Há alguns pontos a respeito dos quais tenho prazer em ser minucioso. A pessoa
do estrangeiro - deixe-me assim chamar quem para todo mundo era ainda um
estrangeiro -, a pessoa do estrangeiro é um desses pontos. Seu porte era mais
abaixo do que acima da altura média, embora em momentos de intensa paixão
seu corpo como que se expandia e desmentia o asserto. A fraca e quase delgada
conformação de seu vulto era mais adequada à pronta atividade que demonstrara
na Ponte dos Suspiros do que à força hercúlea que, se sabe, ele revelara sem
esforços, em ocasiões de mais perigosa emergência. Com a boca e o queixo de
um deus, olhos estranhos, selvagens, amplos, líquidos, cujas sombras variam  do
puro castanho ao intenso e brilhante azeviche; bastos cabelos negros e
cacheados, dentre os quais brilhava uma fronte, a intervalos, toda luminosa e
ebúrnea, uma fronte de insólita amplitude; eram feições estas, cuja regularidade
clássica eu jamais vira, a não ser talvez as feições marmóreas do Imperador
Cômodo. Contudo sua  fisionomia não era dessas que os homens fixam para
sempre . Não  tinha expressão característica, nem predominante, para se gravar 
na memória; uma fisionomia vista e instantaneamente esquecida, mas esquecida 
com um vago e incessante desejo de reevocá-la à   recordação. Não porque o
espírito de qualquer rápida paixão deixasse, a qualquer hora, de mostrar sua
imagem distinta no espelho daquela face; mas porque o espelho, sendo espelho,
não retinha vestígios da paixão quando a paixão se dissipava.

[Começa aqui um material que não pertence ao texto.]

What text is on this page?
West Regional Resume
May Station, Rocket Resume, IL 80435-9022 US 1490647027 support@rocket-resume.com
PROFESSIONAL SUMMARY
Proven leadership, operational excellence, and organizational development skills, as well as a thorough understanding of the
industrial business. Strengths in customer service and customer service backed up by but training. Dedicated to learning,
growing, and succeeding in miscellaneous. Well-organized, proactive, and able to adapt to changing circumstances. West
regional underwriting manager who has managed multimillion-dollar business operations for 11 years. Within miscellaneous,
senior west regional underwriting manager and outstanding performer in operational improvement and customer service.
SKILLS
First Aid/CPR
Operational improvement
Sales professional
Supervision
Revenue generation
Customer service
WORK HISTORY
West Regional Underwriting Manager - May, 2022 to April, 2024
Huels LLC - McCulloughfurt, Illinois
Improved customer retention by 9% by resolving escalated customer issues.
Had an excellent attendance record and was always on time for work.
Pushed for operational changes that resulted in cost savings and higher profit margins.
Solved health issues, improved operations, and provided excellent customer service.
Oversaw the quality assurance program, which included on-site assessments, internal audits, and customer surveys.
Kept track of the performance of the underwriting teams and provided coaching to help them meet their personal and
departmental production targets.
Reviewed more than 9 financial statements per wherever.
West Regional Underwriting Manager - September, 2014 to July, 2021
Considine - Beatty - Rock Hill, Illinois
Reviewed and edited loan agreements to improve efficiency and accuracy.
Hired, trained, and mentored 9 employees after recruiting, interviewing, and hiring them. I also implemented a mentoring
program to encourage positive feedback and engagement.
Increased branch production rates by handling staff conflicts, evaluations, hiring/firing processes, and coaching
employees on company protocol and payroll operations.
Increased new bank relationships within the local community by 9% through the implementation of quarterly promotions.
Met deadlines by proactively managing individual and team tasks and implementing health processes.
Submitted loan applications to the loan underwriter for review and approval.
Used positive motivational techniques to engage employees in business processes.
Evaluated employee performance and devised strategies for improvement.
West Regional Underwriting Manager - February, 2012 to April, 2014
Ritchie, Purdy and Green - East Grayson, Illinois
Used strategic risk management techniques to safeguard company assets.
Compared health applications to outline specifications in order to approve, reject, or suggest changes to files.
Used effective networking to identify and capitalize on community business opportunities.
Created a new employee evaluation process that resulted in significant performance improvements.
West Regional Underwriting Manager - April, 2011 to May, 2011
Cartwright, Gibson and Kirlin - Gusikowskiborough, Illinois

Ao deixá-lo, na noite de nossa aventura, solicitou-me ele, duma maneira que
reputei urgente, que o visitasse bem cedo na manhã seguinte. Logo depois do
amanhecer, achei-me, por conseguinte, em seu palazzo, um daqueles imensos
edifícios de sombria porém, fantástica majestade que se erguem por cima das
águas do Grande Canal, nas vizinhanças do Rialto. Subindo por uma larga
escadaria  circular de mosaicos, entrei num aposento cujo esplendor inigualável
flamejava pela porta aberta, numa verdadeira cintilação que me tornava cego e
entontecido, pela sua faustosidade.
Verifiquei que meu conhecido era rico. O que eu ouvira a respeito de suas posses
me parecera uma exageração ridícula. Mas, ao
olhar em torno de mim, não podia ser levado a acreditar que a riqueza de qualquer
súdito europeu pudesse suprir a principesca  magnificência que flamejava e
resplandecia ali.
Embora, como disse, o sol já se tivesse erguido, o quarto ainda se achava
brilhantemente iluminado. Julgo, por esta circunstância bem como pelo ar de 
cansaço de meu amigo, que ele não se deitara  durante toda a noite precedente.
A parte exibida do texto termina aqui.